Immunofluorescence staining of yeast cells was performed as previously described (Walch-Solimena et al., 1997). Rabbit anti-Sec4p and anti-Myo2p pAbs were used at a 1:1,000 dilution followed by a secondary AlexaFluor594-conjugated goat anti–rabbit IgG antibody (Molecular Probes). The digital images were captured by a fluorescence microscope (model DM IRB; Leica) using a 100× objective and a high resolution CCD camera (model ORCA-ER; Hamamatsu Photonics).
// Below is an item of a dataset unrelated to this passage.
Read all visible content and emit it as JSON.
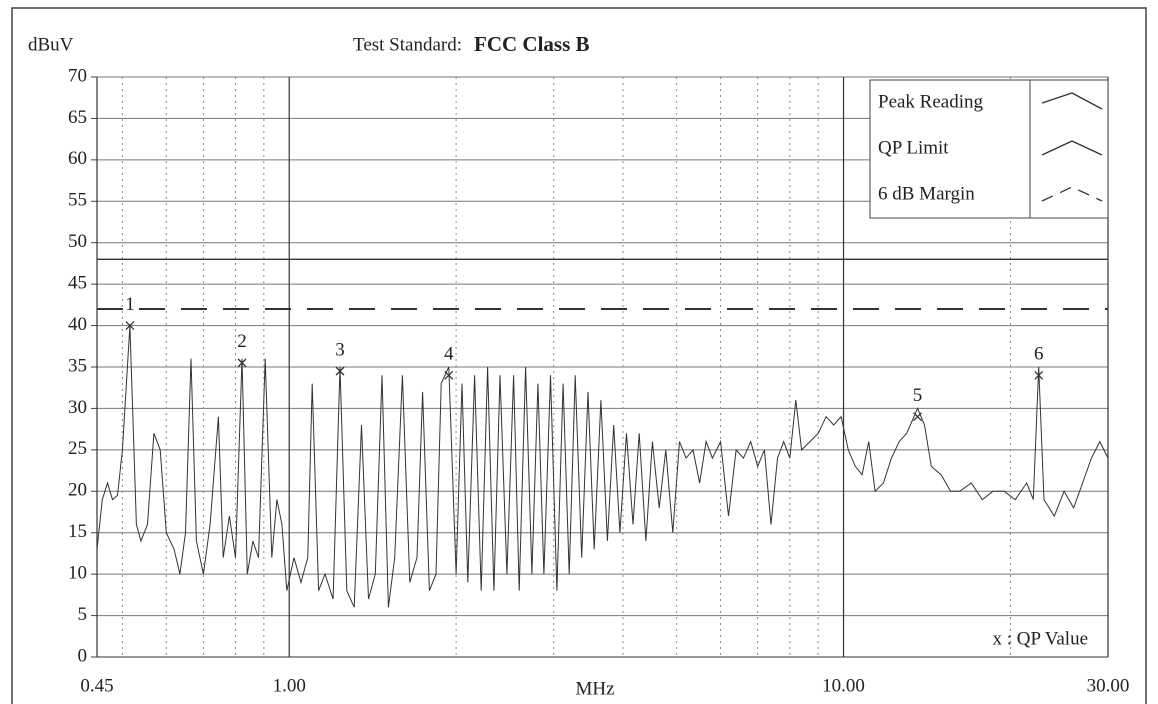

Immunofluorescence signals were quantified as pixels by using OpenLab 3.1.4 software (Improvision). For morphological analysis, the length and width of yeast cells were measured on differential interference contrast images using OpenLab software, which is basically similar to that used in the Saccharomyces cerevisiae Morphological Database (http://scmd.gi.k.u-tokyo.ac.jp/). The roundness of the cells was calculated as the axial ratio (length/width) in the mother cells. To observe shmoo formation, Mat a yeast cells were cultured to OD600 = 0.2 followed by 1 mg/ml α-factor treatment. Light microscopy images were taken 6 h after α-factor addition. The curvature radius of the shmoo tips was analyzed by using the OpenLab 3.1.4 program.
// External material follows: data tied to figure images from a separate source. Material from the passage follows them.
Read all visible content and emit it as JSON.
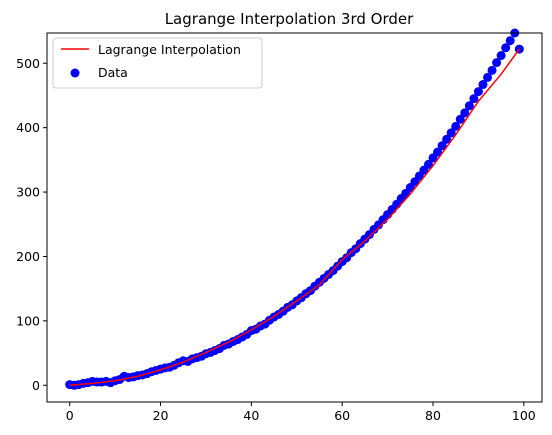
{
  "chart_data": {
    "type": "scatter",
    "title": "Lagrange Interpolation 3rd Order",
    "xlabel": "",
    "ylabel": "",
    "xlim": [
      -5,
      104
    ],
    "ylim": [
      -26,
      547
    ],
    "x_ticks": [
      0,
      20,
      40,
      60,
      80,
      100
    ],
    "y_ticks": [
      0,
      100,
      200,
      300,
      400,
      500
    ],
    "grid": false,
    "legend_position": "top-left",
    "colors": {
      "line": "#ff0000",
      "points": "#0000ff"
    },
    "series": [
      {
        "name": "Data",
        "kind": "points",
        "x": [
          0,
          1,
          2,
          3,
          4,
          5,
          6,
          7,
          8,
          9,
          10,
          11,
          12,
          13,
          14,
          15,
          16,
          17,
          18,
          19,
          20,
          21,
          22,
          23,
          24,
          25,
          26,
          27,
          28,
          29,
          30,
          31,
          32,
          33,
          34,
          35,
          36,
          37,
          38,
          39,
          40,
          41,
          42,
          43,
          44,
          45,
          46,
          47,
          48,
          49,
          50,
          51,
          52,
          53,
          54,
          55,
          56,
          57,
          58,
          59,
          60,
          61,
          62,
          63,
          64,
          65,
          66,
          67,
          68,
          69,
          70,
          71,
          72,
          73,
          74,
          75,
          76,
          77,
          78,
          79,
          80,
          81,
          82,
          83,
          84,
          85,
          86,
          87,
          88,
          89,
          90,
          91,
          92,
          93,
          94,
          95,
          96,
          97,
          98,
          99
        ],
        "y": [
          1,
          0,
          1,
          3,
          4,
          6,
          5,
          5,
          6,
          4,
          7,
          9,
          14,
          12,
          13,
          15,
          16,
          18,
          21,
          23,
          25,
          27,
          28,
          31,
          35,
          38,
          37,
          41,
          43,
          45,
          49,
          51,
          54,
          57,
          62,
          64,
          68,
          71,
          75,
          79,
          85,
          87,
          92,
          95,
          101,
          106,
          110,
          115,
          121,
          125,
          131,
          136,
          142,
          147,
          154,
          160,
          166,
          172,
          178,
          185,
          192,
          198,
          206,
          212,
          220,
          227,
          234,
          242,
          249,
          257,
          265,
          273,
          281,
          290,
          298,
          307,
          316,
          325,
          334,
          343,
          353,
          362,
          372,
          382,
          392,
          402,
          413,
          423,
          434,
          445,
          456,
          467,
          478,
          489,
          501,
          512,
          524,
          535,
          547,
          522
        ]
      },
      {
        "name": "Lagrange Interpolation",
        "kind": "line",
        "x": [
          0,
          5,
          10,
          15,
          20,
          25,
          30,
          35,
          40,
          45,
          50,
          55,
          60,
          65,
          70,
          75,
          80,
          85,
          90,
          95,
          99
        ],
        "y": [
          0,
          3,
          7,
          14,
          24,
          36,
          51,
          67,
          86,
          107,
          131,
          156,
          195,
          224,
          258,
          297,
          341,
          389,
          441,
          483,
          522
        ]
      }
    ]
  }
}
Cells were collected by vacuum filtration using a 0.45-μm nitrocellulose membrane and were fixed for 1 h at RT in 0.1 M cacodylate, pH 7.4, 3% formaldehyde, 1 mM MgCl2, and 1 mM CaCl2. The cells were spheroplasted and fixed with 1% glutaraldehyde (in PBS, pH 7.4) at 4°C overnight. The spheroplasts were washed in 0.1 M cacodylate buffer and were postfixed twice with ice-cold 0.5% OsO4 and 0.8% potassium for 10 min each. After dehydration and embedding in Spurr's epoxy resin (Polysciences, Inc.), thin sections were cut and transferred onto 600 mesh uncoated copper grids (Ernest Fullam, Inc) and were poststained with uranyl acetate and lead citrate. Cells were observed on a transmission electron microscope (model 1010; JEOL) at 100,000×.
Online supplemental material
Fig. S1 shows that SRO7 overexpression rescues exo70Δ. The supplemental materials and methods paragraph explains the methods used for the rescuing experiment.
We thank Allison Zajac for her technical help and Dr. John Murray for his advice on the EM experiments. We also thank Dr. Peter Novick for many helpful discussions and Dr. Lennart Adler for reagents.
This work is supported by grants from the National Institutes of Health (RO1-GM64690), American Cancer Society, and the Pew Scholar Program in Biomedical Sciences (to W. Guo).
X. Zhang and P. Wang contributed equally to this work.
Abbreviations used in this paper: Lgl, lethal giant larvae; SC, synthetic complete media.